Language models can imitate anyone now, and the impression is uncanny. This is a party game built on that. A quote appears and you swipe: right if you think he said it, left if you think a model wrote it. Every real one is sourced and links to the receipt. Every fake was written to be plausible and was never actually said. You will be wrong more often than you would like to admit, which is the whole point.
Swipe to call it
Right if he said it, left if it is a fake.
Receipts on the reals
Every true quote links to where he said it.
Built to fool you
Every fake is plausible. Not one of them real.
Three languages
Play in English, Hebrew, or Russian.
The reals
Every one is sourced
Every real line is something he actually said, on Twitter, at a rally, in an interview, and each links straight to the source so you can check the receipt. A few of the true ones sound far more made-up than the fakes do.
The fakes
Plausible forgeries
The fakes were written to pass: the same cadence, the same themes, the kind of thing he might say. None of them were ever said. Telling them from the real record is harder than it sounds, and that gap is the game.
Features
A ten-round swipe game
One quote at a time, ten to a game. Build a streak, miss and it resets, then see how you scored.
Real quotes, real sources
Every true line is a verified statement linked to where it ran. The fakes are AI-written, and never were.
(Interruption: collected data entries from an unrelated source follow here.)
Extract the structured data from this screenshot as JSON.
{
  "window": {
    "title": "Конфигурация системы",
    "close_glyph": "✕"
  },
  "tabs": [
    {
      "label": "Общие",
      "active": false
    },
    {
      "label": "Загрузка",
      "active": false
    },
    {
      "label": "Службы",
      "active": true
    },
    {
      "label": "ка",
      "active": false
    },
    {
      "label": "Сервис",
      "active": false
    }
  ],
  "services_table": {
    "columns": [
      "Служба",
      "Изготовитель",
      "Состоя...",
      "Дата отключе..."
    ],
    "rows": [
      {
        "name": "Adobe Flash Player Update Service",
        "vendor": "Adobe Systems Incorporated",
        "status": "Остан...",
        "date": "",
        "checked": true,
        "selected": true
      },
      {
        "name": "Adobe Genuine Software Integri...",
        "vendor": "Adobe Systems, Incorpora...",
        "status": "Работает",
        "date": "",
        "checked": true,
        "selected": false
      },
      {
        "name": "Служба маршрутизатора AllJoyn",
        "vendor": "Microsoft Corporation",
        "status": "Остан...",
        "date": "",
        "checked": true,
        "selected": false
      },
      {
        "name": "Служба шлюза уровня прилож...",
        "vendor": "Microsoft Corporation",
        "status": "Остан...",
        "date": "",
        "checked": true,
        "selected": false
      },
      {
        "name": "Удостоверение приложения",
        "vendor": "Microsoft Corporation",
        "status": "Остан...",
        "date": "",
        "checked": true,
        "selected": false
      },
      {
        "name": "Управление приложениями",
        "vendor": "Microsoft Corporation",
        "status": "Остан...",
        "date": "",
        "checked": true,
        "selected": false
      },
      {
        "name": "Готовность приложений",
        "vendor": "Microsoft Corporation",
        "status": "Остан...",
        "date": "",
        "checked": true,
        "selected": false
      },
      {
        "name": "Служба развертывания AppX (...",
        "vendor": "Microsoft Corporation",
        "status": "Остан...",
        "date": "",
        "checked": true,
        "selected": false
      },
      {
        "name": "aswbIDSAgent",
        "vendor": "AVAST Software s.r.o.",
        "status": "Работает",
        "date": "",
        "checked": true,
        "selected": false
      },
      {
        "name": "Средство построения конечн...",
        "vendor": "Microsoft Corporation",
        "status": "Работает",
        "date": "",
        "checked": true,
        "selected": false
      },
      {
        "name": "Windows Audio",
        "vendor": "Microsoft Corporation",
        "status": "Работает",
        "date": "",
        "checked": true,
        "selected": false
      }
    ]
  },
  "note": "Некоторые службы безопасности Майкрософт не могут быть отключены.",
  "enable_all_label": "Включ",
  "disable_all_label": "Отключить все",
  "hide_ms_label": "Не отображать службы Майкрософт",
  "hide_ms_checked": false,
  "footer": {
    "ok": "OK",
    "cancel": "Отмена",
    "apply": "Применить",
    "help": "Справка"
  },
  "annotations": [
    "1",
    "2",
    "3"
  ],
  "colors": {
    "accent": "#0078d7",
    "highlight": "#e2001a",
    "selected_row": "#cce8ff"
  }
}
Plays anywhere, in three languages
Runs in the browser on any device, in English, Hebrew, or Russian. Free and open source.
Did Trump Say This? is a browser game about a simple, slightly unsettling fact: an AI can now write a quote that sounds exactly like a real person. So here is the test. A quote appears. You swipe right if you think he really said it, left if you think a model made it up.
How it plays
- Ten rounds a game. Each round is one quote, real or fake.
- Swipe right for “he said it,” left for “no way.”
- Get it right and your streak climbs. Get it wrong and it resets.
- After ten, you get a score, a title, and the receipts: every real quote links to its source.
The quotes are drawn at random from a pool of real, sourced statements and AI-written fakes, so no two games line up. It runs entirely in your browser, in English, Hebrew, or Russian, with nothing to install and no sign-up.
Did Trump Say This? is free and open source. It takes no side. It just asks whether you can still tell Donald Trump from a plausible machine.